Late last month, Russian President Vladimir Putin and Chinese President Xi Jinping announced that the treaty would be automatically extended for another five years once it expires in February 2022. In a joint statement afterward, the two leaders declared that Moscow and Beijing "are determined to turn the common border into a belt of eternal peace and friendship handed down from generation to generation."
But as Blagoveshchensk is discovering, in some ways that is easier said than done.
Boris Beloborodov, the business ombudsman for the Amur Region, told Nikkei that despite the geographic closeness, companies in Blagoveshchensk still face significant logistical hurdles when exporting their goods to China. During the spring and autumn months, he explained, it is impossible to deliver cargo by boat over the Amur River due to floating ice.
Further complicating matters is the lack of a direct railroad route to China, Beloborodov said. As a result, goods going from Blagoveshchensk to China by rail must travel to a border crossing 1,400 km to the east or 1,700 km to the west.
"The new bridge could help with this problem, but rail shipments are much more profitable than delivering goods by [truck]," Beloborodov said.
He added that so far, both the federal government in Moscow and Chinese investors have been reluctant to provide financing for a railroad that would connect Blagoveshchensk and Heihe.
Meanwhile, the coronavirus pandemic continues to cast a long shadow over Blagoveshchensk's tourism plans.
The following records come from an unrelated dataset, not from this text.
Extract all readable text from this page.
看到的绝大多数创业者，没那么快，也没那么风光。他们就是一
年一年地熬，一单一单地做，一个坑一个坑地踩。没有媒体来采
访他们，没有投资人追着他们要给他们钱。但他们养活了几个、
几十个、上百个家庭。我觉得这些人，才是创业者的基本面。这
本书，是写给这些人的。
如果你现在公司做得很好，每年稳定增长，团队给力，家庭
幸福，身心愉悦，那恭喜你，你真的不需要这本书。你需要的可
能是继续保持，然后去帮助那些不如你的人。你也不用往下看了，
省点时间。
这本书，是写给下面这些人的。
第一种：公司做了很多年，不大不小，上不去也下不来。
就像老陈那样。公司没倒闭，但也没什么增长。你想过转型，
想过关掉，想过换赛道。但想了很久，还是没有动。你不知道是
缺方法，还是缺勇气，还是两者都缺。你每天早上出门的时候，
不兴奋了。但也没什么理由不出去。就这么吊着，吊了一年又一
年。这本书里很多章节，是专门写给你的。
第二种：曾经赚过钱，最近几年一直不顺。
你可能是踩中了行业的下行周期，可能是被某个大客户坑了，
Despite being the first country to register a COVID-19 vaccine last year -- Sputnik V -- Russia has been fighting a severe third wave of infections, causing record cases and deaths.
Marat Mkrtchan, a lawyer who works with many hotels and restaurants in Blagoveshchensk, warned that unless Amur Region authorities rapidly step up their vaccination efforts, Beijing will not allow Chinese tourists to return to Blagoveshchensk anytime soon.
"If we want to promote tourism tomorrow, then we should have resolved these questions yesterday," he said. "But so far, we're not even resolving them today."